Reiki herhangi bir din yada inanç şekli değildir. Her inanca sahip insan tarafından rahatlıkla uygulanabilir.Tıbbı kesinlikle reddetmez, aksine tıbbi tedaviye destek olma işlevindedir. Hastaların mutlaka tıbbi tedavi görmesini savunan Reiki uygulayıcıları Reiki’ nin faydalarını tüm dünyanın daha iyi görmesini sağlamışlardır. Dünyaca ünlü kalp cerrahımız Mehmet Öz de ŞİFAYI YÜREĞİNDE ARA isimli kitabında bu konudaki çalışmaları ve sonuçlarını bize aktarmıştır. Reiki’ nin hiçbir zararı yada yan etkisi yoktur. Bir çok hastalıkta tıbbi tedaviyi tamamlayıp ilaçların yan etkisini azaltmada,bağımlılıklardan kurtulmaya yardım eder .Kısaca sağlık ve kişisel gelişim anlamında pozitif etkiler yaratan Reiki hakkında daha detaylı bilgi almak için bir Reiki Master olan Dr. Turgay Köyağasıoğlu ile söyleşimize geçiyorum.

1) Reikiyle tanıştışmanızın ilgi çekici bir hikayesi olduğunu duydum,sohbetimize bununla başlayalım dilerseniz?
Reikiyle tanışmam sağlık problemleriyle oldu. 2001 yılında rahatsızlandım. Diş hekimi olarak hastane ve muayenehane ile beraber part - time çalışıyordum. Önce bir boyun fıtığı geçmişim vardı. Meslek hastalığı falan dediler ama sonra ilerlemeğe devam etti. Sırtımda ve belimde de derken 12 tane fıtık haline geldi sayı arttı. 2001 yılı, hiç unutmuyorum, kasım ayın da hastanede bir hastamın röntgenini beklerken muayenehaneye gidecektim. Tam röntgeni alıp yerimden doğrulacaktım ki doğrulamadım. Zaten 8 ay boyunca da doğrulamadım bir daha. O şekilde beni götürdüler. 8 ay tam bir kötürüm dönemim, sonrada koltuk değnekli bir dönemim vardı. 2- 2.5 yıl devam eden akut bir dönemdi. Problemin çok ileri derecede olmasından dolayı tıp tarihinde buna Inop (operasyon sansı yok) gruba girip fizik tedaviler, bol iğneler, morfin kortizon grubu, derken günlük dozajım 17 hap ve 3 iğner olmuştu, biraz olsun rahat nefes alabilmek adına. Ama bu tedavilerden sonuç alamadım. Kötürüm dönemlerimin sonlarına doğru umutsuzluktan enerji çalışmalarıyla tanıştım. Benim hiç bir zaman inanmadığım, deli saçması kabul ettiğin, hatta ciddi defansım olan bir konuydu. Hiç bir ruhani beklenti yada bu yolda hissettiğim bir şey yoktu. Sadece ayağa kalkıp yürüyebilmek ve ihtiyaçlarımı giderebilmek için çıktığım bir yoldu..

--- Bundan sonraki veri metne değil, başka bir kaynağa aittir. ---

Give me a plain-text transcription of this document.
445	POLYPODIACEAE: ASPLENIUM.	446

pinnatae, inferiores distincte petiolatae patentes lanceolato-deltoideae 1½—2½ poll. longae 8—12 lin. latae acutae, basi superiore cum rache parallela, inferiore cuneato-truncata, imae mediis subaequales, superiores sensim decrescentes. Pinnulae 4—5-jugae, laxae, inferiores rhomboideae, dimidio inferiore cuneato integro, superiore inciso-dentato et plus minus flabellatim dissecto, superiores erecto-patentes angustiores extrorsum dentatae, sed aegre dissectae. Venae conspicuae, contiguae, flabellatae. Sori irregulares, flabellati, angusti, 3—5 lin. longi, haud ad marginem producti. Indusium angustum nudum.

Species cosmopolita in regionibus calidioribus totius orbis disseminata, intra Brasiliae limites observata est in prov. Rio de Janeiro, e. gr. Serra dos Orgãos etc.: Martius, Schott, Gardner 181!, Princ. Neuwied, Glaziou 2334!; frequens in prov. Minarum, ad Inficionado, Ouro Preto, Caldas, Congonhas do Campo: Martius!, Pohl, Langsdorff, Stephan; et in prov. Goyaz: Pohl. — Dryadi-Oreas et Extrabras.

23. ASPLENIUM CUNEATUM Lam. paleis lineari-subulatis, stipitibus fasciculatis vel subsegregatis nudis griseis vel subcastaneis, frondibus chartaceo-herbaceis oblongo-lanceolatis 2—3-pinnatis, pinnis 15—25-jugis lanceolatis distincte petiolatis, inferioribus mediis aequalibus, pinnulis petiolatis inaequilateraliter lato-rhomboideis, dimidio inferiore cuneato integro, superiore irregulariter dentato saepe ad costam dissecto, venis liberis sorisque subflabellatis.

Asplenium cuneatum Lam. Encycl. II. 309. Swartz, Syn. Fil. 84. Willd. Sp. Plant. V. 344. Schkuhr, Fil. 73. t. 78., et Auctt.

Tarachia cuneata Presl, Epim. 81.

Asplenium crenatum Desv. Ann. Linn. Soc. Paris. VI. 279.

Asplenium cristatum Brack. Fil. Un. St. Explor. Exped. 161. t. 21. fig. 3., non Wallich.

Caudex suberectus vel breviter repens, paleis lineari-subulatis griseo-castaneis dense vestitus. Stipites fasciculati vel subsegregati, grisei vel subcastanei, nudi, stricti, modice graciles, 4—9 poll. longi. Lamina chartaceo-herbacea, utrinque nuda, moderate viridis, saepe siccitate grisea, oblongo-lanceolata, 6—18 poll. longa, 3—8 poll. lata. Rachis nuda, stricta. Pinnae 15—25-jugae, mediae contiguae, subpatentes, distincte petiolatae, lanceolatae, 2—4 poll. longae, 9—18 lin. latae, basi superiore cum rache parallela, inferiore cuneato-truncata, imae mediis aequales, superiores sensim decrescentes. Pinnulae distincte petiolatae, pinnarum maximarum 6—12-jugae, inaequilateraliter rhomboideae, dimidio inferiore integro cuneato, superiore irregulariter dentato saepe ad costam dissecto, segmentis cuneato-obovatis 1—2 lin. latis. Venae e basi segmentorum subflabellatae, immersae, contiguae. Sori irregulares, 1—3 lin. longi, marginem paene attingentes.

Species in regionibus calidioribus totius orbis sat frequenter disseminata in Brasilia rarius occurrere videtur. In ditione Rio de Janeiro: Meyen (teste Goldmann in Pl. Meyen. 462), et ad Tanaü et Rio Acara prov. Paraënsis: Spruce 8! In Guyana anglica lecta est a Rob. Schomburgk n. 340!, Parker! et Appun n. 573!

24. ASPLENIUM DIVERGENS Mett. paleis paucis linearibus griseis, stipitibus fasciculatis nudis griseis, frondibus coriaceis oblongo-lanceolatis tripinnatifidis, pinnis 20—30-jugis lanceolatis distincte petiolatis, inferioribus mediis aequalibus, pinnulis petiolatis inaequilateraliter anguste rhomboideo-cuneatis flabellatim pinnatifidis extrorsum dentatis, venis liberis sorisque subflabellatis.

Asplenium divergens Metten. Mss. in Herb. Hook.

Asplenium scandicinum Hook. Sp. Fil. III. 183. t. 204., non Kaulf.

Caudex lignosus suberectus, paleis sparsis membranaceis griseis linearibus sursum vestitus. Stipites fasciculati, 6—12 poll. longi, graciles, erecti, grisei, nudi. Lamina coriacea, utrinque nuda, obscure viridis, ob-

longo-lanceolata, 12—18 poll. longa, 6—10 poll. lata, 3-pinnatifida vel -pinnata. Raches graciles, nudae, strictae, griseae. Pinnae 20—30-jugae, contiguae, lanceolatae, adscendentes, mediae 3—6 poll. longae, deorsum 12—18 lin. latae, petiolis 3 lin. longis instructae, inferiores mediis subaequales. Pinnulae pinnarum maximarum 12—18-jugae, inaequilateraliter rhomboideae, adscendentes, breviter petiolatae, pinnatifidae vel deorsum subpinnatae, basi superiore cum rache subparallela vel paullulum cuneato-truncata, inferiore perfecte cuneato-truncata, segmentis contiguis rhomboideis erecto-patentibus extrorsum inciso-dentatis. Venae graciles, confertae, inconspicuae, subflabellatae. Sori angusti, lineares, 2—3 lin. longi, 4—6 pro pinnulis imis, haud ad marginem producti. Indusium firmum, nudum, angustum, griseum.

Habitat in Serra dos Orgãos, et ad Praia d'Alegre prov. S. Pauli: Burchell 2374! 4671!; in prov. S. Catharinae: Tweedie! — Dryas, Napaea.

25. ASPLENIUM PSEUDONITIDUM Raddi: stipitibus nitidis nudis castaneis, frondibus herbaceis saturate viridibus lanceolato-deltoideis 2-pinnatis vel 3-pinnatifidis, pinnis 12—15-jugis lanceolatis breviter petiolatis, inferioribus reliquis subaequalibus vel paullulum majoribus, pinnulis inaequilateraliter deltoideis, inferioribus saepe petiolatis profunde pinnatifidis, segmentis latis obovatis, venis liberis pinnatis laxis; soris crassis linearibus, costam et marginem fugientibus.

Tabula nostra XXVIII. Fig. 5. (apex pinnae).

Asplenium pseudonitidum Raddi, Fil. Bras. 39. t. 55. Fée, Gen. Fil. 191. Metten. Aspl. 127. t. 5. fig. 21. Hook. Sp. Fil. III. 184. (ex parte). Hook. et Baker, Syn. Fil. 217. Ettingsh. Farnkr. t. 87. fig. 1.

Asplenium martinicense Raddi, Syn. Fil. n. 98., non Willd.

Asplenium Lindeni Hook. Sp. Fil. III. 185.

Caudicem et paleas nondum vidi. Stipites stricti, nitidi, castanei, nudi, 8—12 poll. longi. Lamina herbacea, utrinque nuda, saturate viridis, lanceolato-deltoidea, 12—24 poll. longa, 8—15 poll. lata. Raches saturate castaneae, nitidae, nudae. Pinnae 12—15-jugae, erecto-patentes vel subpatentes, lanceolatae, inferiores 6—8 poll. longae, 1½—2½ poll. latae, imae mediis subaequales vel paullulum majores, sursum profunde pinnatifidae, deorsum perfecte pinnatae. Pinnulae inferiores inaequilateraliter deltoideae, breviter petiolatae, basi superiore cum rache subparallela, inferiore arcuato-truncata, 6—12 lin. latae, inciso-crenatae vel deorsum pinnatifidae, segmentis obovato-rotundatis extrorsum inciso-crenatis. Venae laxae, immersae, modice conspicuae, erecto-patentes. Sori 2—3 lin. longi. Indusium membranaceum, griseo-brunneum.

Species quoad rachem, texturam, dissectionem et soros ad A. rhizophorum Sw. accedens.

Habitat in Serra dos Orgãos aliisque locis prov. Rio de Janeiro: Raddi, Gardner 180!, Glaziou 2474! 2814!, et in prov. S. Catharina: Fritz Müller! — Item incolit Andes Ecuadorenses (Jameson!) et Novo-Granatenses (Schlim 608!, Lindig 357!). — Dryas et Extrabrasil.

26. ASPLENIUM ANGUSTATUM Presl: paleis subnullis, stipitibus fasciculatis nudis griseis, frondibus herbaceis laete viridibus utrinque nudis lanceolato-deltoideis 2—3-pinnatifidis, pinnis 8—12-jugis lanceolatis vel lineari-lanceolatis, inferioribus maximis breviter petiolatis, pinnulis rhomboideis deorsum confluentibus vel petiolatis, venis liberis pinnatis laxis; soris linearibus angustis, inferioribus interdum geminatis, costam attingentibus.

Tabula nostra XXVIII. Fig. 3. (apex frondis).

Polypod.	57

2) Bu konuda hangi eğitimleri aldınız?
Reiki 3 aşamalı bir öğreti. 1.2.3. eğitim, ustalık ve hocalık aşamalarını hızlı bir şekilde aldım. Bunun nedeni hocamın yönlendirmesidir. Beni ilk gördüğü günden beri sen Reiki öğretmenisin derdi. Hareket edemediğim o dönemde normal fonksiyonlarımı yavaş da olsa yerine getirebilmeye başlamıştım. 2001 in Kasımından 2002 in Haziranına kadar tamamen iptaldim. 2003 yılının Şubat ayında da eğitim vermeye başladım. Reiki öğretmeni olduğumda rahatsızlıklarımın bir kısmı devam ediyordu. Arkasından Ra-Sheeba ile tanıştım. Ra-sheeba da şoklama bir tedaviyle işin içine girdi. Güzel bir sinerji oluşup hepsi birbirini desteklemeye başladı. Derken Kundalini Reiki eğitim alanıma girdi. Değişik enerji terapileriyle zihinsel ve duygusal rahatsızlıklarımın, doktorlarımın dediği gibi fiziksel etkenlerden kaynaklanmadığını fark eder oldum

3) kişisel yaşamınızda neler değiştirdi?
Her şeyden önce insanlara ve kendime olan bakış açım değişmişti. Farkında olmadan kendimi ne kadar cezalandırdığımı hissettim. Ne kadar kendimi sevmediğimi, diş hekimliğini, yani mesleğimi sevmediğimi fark ettim. Ne istemediklerimin listesiyle uğraştığımı, ancak Turgay sen ne istiyorsun sorusunu kendime sormadığımı fark ettim. Sağlık problemlerimi elemine edip, hastalık denilen şeyin vucudumuzun bize vermiş olduğu mesajlar ve küçük mektuplar olarak almaya başladığımda, sıra kendimi sorgulamaya geldi.
Bunun sancılı bir dönem olduğunu belirtmeliğim. Size sunulan bir hayatı, sizin seçmediğiniz, aslında seçtirilen bir hayatı yaşamak istemediğinize dair bir durum ortaya çıkıyor.
“Bundan sonra ne yapacağım?” demekte cesaret işi gibi geliyor yada korkularını beraberinde getiriyor. Ama bedenim ve sistem bunu o kadar sık bağıra çağıra: “Hadi artık şunu yapma bunu yap” diye “mektuplar” gönderiyordu ki, bende yapmaya başladım.
İnsanları artık fizik bedenden ibaret görmemeği, meğerse tül perdenin arkasında muazzam bir derya olduğunu fark etmekle başladım. İlişkilerim değişmeye başlamıştı. Olumlu ve olumsuz. Açıkçası her anlamda. İyi ki de değişmiş..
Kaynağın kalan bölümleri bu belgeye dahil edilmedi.